Like the country's famous 15-a-side national team, the aforementioned sides were given the name in 2012 as part of a rebranding strategy, although it hasn't always had the approval of some sections of New Zealand's rugby community.
And calls to scrap the name intensified after New Zealand Men's poor performance at the Rio Olympics where they suffered a humiliating defeat to Japan in their first match and then bowed out in the quarter-finals to eventual winners Fiji.
Critics have suggested that New Zealand's poor performance at the Olympics would damage the success and quality associated with the All Blacks brand.

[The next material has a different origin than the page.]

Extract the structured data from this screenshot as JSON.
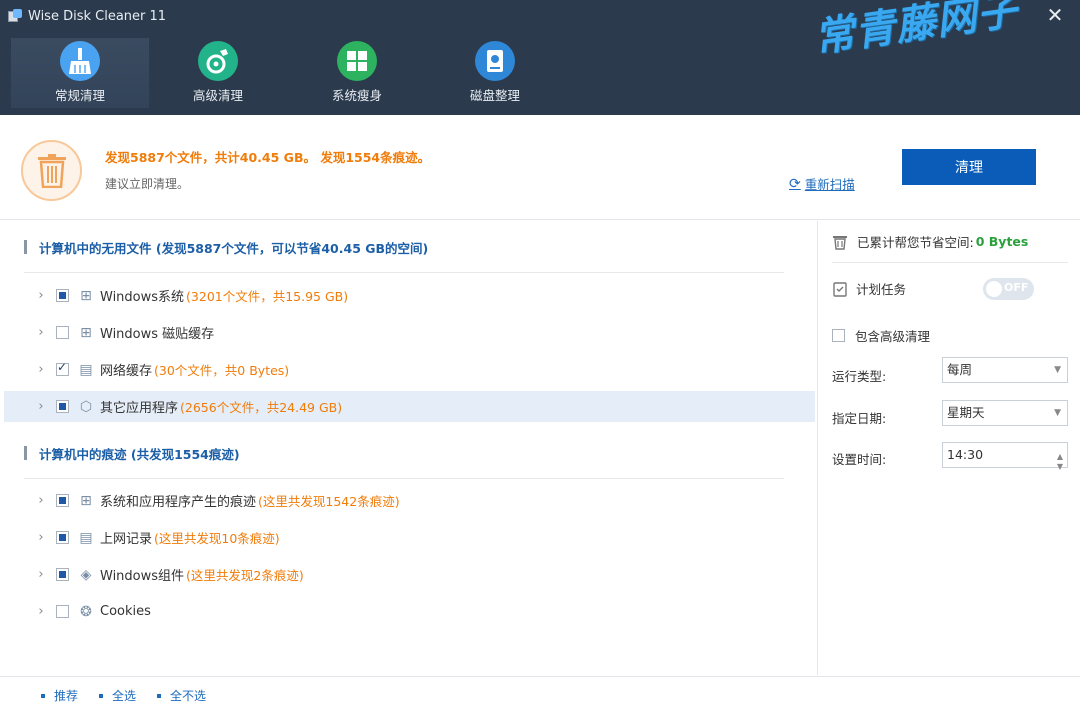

NZR chief executive Steve Tew disputes those claims, however, and said the teams would retain the name because of the financial benefits it offered.
"The economic reality is if we are going to generate the revenue we need internationally to survive in this very competitive game we have to have more collateral in the market than we can possibly dream of with just the All Blacks," he told Radio Sport.
"So our sevens teams and our Maori All Blacks … can give us leverage to get sponsorship and brand awareness we require. The English clubs have just done a deal which gives them a hell of a lot more money to buy players.
"The French TV deal has cashed up the French clubs. The pressure on our players continues."
Tew acknowledged the poor showing of New Zealand's Men's team did not meet the high standards associated with the brand but feels one bad result did not harm thebrand in a "meaningful way".